In this particular example of course the effect of tcp/ip overhead was at worst: We were sending only one INT at a time! So we turned on transaction_allow_batching and turned off ndb_force_send. Also remember to turn off AUTOCOMMIT, so there actually is a transaction to be batched!
MySQL Cluster lesson 2: Parallelize, parallelize!
The great thing with MySQL Cluster is it's write scalability, which (for "suitable applications") is practically infinite. With normal MySQL you can easily get read scalability with things like replication, but write scalability is a tougher nut to crack. In MySQL Cluster, you add more data nodes and you get more write throughput. The partitioning is internal to the cluster, so you don't have to mess with shards or anything in your application, one mysql client connection is all you need. Live installations of MySQL Cluster (such as HLR, the heart of a mobile phone network) will do over 100k writes per second.
But to actually get there, you need to also parallelize your operations. Inserting 100k INTEGERs in one batch should be fast, but separating it into 100 batches should be lightning fast, since they can all happen at the same time and MySQL Cluster can absorb that load.
So with these changes... We got from 2 minutes to 50 seconds. Still not 1 second like our marketing material claims!
MySQL Cluster lesson 3: Why PRIMARY KEY is important
With all of my own tricks used, I actually had to turn to my more senior collagues for advice what to do next. One reply was the jackpot:
The thing is, this simple example didn't have a primary key defined. In real life situations you of course always have the primary key, and that is also the reason I had forgotten this important piece of advice: With MySQL Cluster you must always always always remember to use it even for silly examples like this. The reason is that MySQL Cluster (by default) uses the primary key for its internal partitioning between data nodes. So if there is no primary key, it will automatically add a hidden AUTOINCREMENT column to act as one. This leads to 2 problems:
1) Since you are not using an explicit primary key, the mysqld node will end up randomly connecting to whatever ndbd node it happens to choose, from which the transaction is re-routed to the right data nodes. This unnecessary adds (doubles!) network latency.
2) When inserting, fetching the unique autoincrement value acts like a global lock for all inserts. You can parallelize all you want, but it doesn't get any faster. (There is ndb_autoincrement_prefetch_sz to prefetch a number of keys in a batch, but still, always always use primary key.)
In this example, parallellizing actually made performance much worse from the 50 seconds we were at, since the multiple threads were now all competing for the autoincrement lock.

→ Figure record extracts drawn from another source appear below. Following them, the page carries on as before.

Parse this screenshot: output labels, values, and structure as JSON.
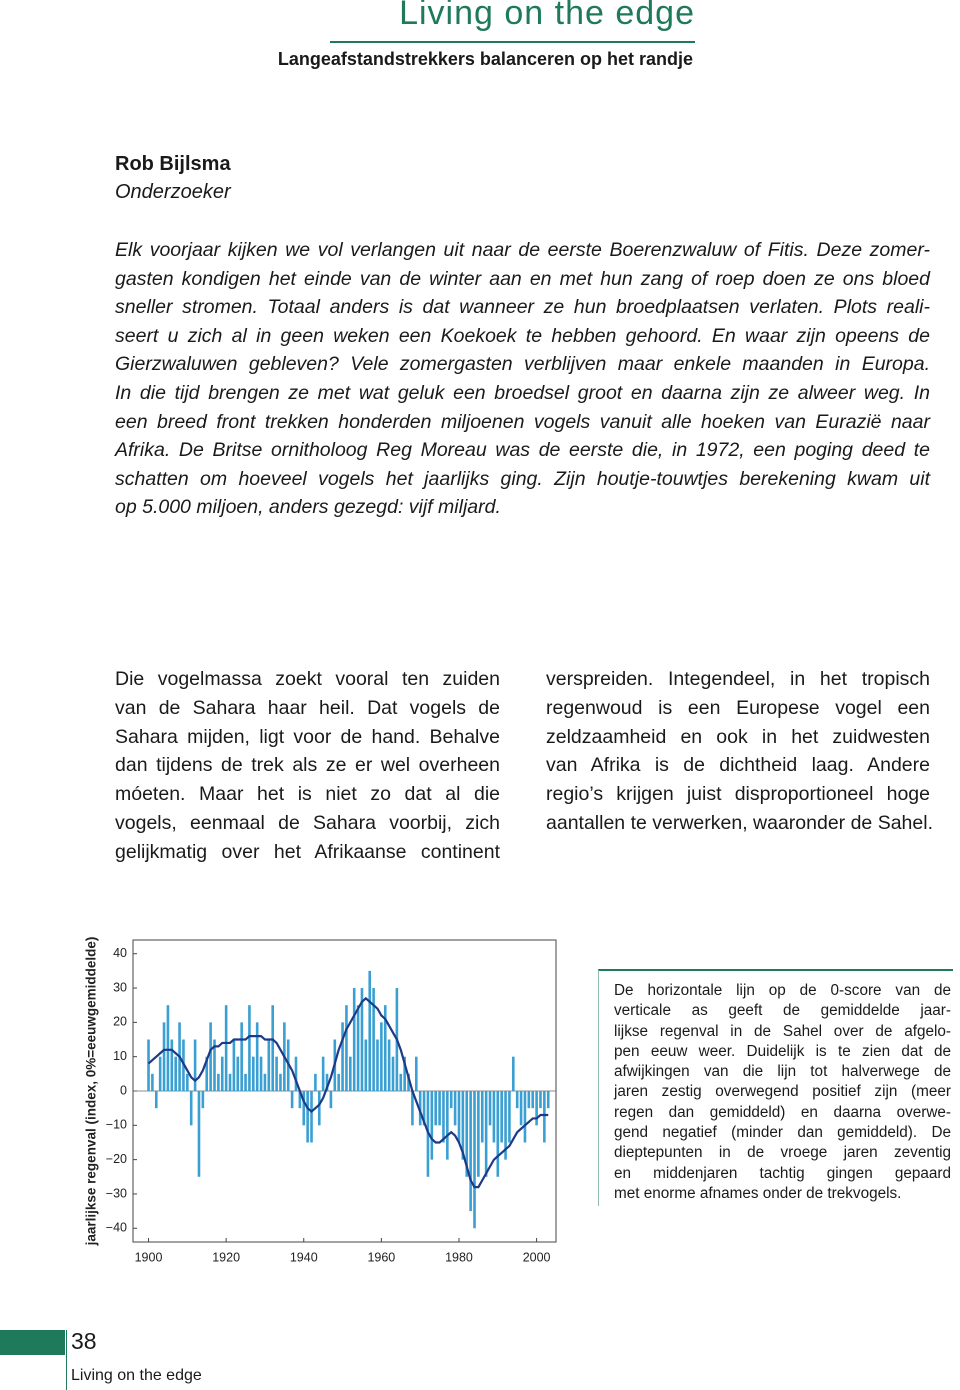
{
  "header": {
    "title": "Living on the edge",
    "subtitle": "Langeafstandstrekkers balanceren op het randje"
  },
  "author": {
    "name": "Rob Bijlsma",
    "role": "Onderzoeker"
  },
  "intro": [
    "Elk voorjaar kijken we vol verlangen uit naar de eerste Boerenzwaluw of Fitis. Deze zomer-",
    "gasten kondigen het einde van de winter aan en met hun zang of roep doen ze ons bloed",
    "sneller stromen. Totaal anders is dat wanneer ze hun broedplaatsen verlaten. Plots reali-",
    "seert u zich al in geen weken een Koekoek te hebben gehoord. En waar zijn opeens de",
    "Gierzwaluwen gebleven? Vele zomergasten verblijven maar enkele maanden in Europa.",
    "In die tijd brengen ze met wat geluk een broedsel groot en daarna zijn ze alweer weg. In",
    "een breed front trekken honderden miljoenen vogels vanuit alle hoeken van Eurazië naar",
    "Afrika. De Britse ornitholoog Reg Moreau was de eerste die, in 1972, een poging deed te",
    "schatten om hoeveel vogels het jaarlijks ging. Zijn houtje-touwtjes berekening kwam uit",
    "op 5.000 miljoen, anders gezegd: vijf miljard."
  ],
  "columns": [
    [
      "Die vogelmassa zoekt vooral ten zuiden",
      "van de Sahara haar heil. Dat vogels de",
      "Sahara mijden, ligt voor de hand. Behalve",
      "dan tijdens de trek als ze er wel overheen",
      "móeten. Maar het is niet zo dat al die",
      "vogels, eenmaal de Sahara voorbij, zich",
      "gelijkmatig over het Afrikaanse continent"
    ],
    [
      "verspreiden. Integendeel, in het tropisch",
      "regenwoud is een Europese vogel een",
      "zeldzaamheid en ook in het zuidwesten",
      "van Afrika is de dichtheid laag. Andere",
      "regio’s krijgen juist disproportioneel hoge",
      "aantallen te verwerken, waaronder de Sahel."
    ]
  ],
  "chart_data": {
    "type": "bar",
    "y_label": "jaarlijkse regenval (index, 0%=eeuwgemiddelde)",
    "x": [
      1900,
      1901,
      1902,
      1903,
      1904,
      1905,
      1906,
      1907,
      1908,
      1909,
      1910,
      1911,
      1912,
      1913,
      1914,
      1915,
      1916,
      1917,
      1918,
      1919,
      1920,
      1921,
      1922,
      1923,
      1924,
      1925,
      1926,
      1927,
      1928,
      1929,
      1930,
      1931,
      1932,
      1933,
      1934,
      1935,
      1936,
      1937,
      1938,
      1939,
      1940,
      1941,
      1942,
      1943,
      1944,
      1945,
      1946,
      1947,
      1948,
      1949,
      1950,
      1951,
      1952,
      1953,
      1954,
      1955,
      1956,
      1957,
      1958,
      1959,
      1960,
      1961,
      1962,
      1963,
      1964,
      1965,
      1966,
      1967,
      1968,
      1969,
      1970,
      1971,
      1972,
      1973,
      1974,
      1975,
      1976,
      1977,
      1978,
      1979,
      1980,
      1981,
      1982,
      1983,
      1984,
      1985,
      1986,
      1987,
      1988,
      1989,
      1990,
      1991,
      1992,
      1993,
      1994,
      1995,
      1996,
      1997,
      1998,
      1999,
      2000,
      2001,
      2002,
      2003
    ],
    "series": [
      {
        "type": "bar",
        "color": "#3a9fd2",
        "values": [
          15,
          5,
          -5,
          10,
          20,
          25,
          15,
          10,
          20,
          15,
          5,
          -10,
          15,
          -25,
          -5,
          10,
          20,
          15,
          5,
          10,
          25,
          5,
          15,
          10,
          20,
          5,
          25,
          10,
          20,
          10,
          5,
          15,
          25,
          10,
          5,
          20,
          15,
          -5,
          10,
          -5,
          -10,
          -15,
          -15,
          5,
          -10,
          10,
          5,
          -5,
          15,
          5,
          20,
          25,
          10,
          30,
          25,
          30,
          15,
          35,
          30,
          15,
          20,
          25,
          15,
          10,
          30,
          5,
          10,
          5,
          -10,
          10,
          -10,
          -10,
          -25,
          -20,
          -10,
          -10,
          -15,
          -20,
          -5,
          -10,
          -15,
          -20,
          -25,
          -35,
          -40,
          -25,
          -15,
          -25,
          -10,
          -15,
          -25,
          -15,
          -20,
          -15,
          10,
          -5,
          -10,
          -15,
          -5,
          -5,
          -10,
          -5,
          -15,
          -5
        ]
      },
      {
        "type": "line",
        "color": "#1d3a87",
        "values": [
          8,
          9,
          10,
          11,
          12,
          12,
          12,
          11,
          10,
          8,
          6,
          4,
          3,
          4,
          6,
          9,
          12,
          13,
          13,
          14,
          14,
          14,
          15,
          15,
          15,
          15,
          16,
          16,
          16,
          16,
          15,
          15,
          15,
          14,
          12,
          10,
          8,
          6,
          3,
          0,
          -3,
          -5,
          -6,
          -5,
          -4,
          -2,
          1,
          4,
          8,
          12,
          15,
          18,
          20,
          22,
          24,
          26,
          27,
          26,
          25,
          24,
          22,
          21,
          19,
          17,
          15,
          12,
          8,
          4,
          0,
          -3,
          -6,
          -9,
          -12,
          -14,
          -15,
          -15,
          -14,
          -13,
          -12,
          -13,
          -15,
          -18,
          -22,
          -26,
          -28,
          -28,
          -26,
          -24,
          -22,
          -20,
          -19,
          -18,
          -17,
          -16,
          -14,
          -12,
          -11,
          -10,
          -9,
          -8,
          -8,
          -7,
          -7,
          -7
        ]
      }
    ],
    "xlim": [
      1896,
      2005
    ],
    "xticks": [
      1900,
      1920,
      1940,
      1960,
      1980,
      2000
    ],
    "ylim": [
      -44,
      44
    ],
    "yticks": [
      {
        "value": -40,
        "label": "−40"
      },
      {
        "value": -30,
        "label": "−30"
      },
      {
        "value": -20,
        "label": "−20"
      },
      {
        "value": -10,
        "label": "−10"
      },
      0,
      10,
      20,
      30,
      40
    ],
    "grid": false
  },
  "caption": [
    "De horizontale lijn op de 0-score van de",
    "verticale as geeft de gemiddelde jaar-",
    "lijkse regenval in de Sahel over de afgelo-",
    "pen eeuw weer. Duidelijk is te zien dat de",
    "afwijkingen van die lijn tot halverwege de",
    "jaren zestig overwegend positief zijn (meer",
    "regen dan gemiddeld) en daarna overwe-",
    "gend negatief (minder dan gemiddeld). De",
    "dieptepunten in de vroege jaren zeventig",
    "en middenjaren tachtig gingen gepaard",
    "met enorme afnames onder de trekvogels."
  ],
  "footer": {
    "page": 38,
    "label": "Living on the edge"
  }
}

Adding an explicit primary key to the table and the inserts, solved the problem and got the time down to 10 seconds and with some further tuning to 5 seconds. This is still not lightning fast, but at this point the customer was happy and chose to focus on their real application instead. (After the tuning leading to 5 seconds, next significant improvements would probably have been gained from omitting SQL and using the native C++ or Java NDB API and switching from Ethernet to the proprietary Dolphin SCI interconnects. Both of these further remove latency.)
So to summarize: Batch, parallelize and always always define the primary key.
While this has been a trivial example of something not relevant for the real world, I hope it has helped highlight some behavioural charasteristics of the MySQL NDB Cluster.
PS. In June there was still a lot of confusion around the new version numbering with MySQL NDB Cluster. Are you all clear on that now, or do we need to go through it once more in another blog post?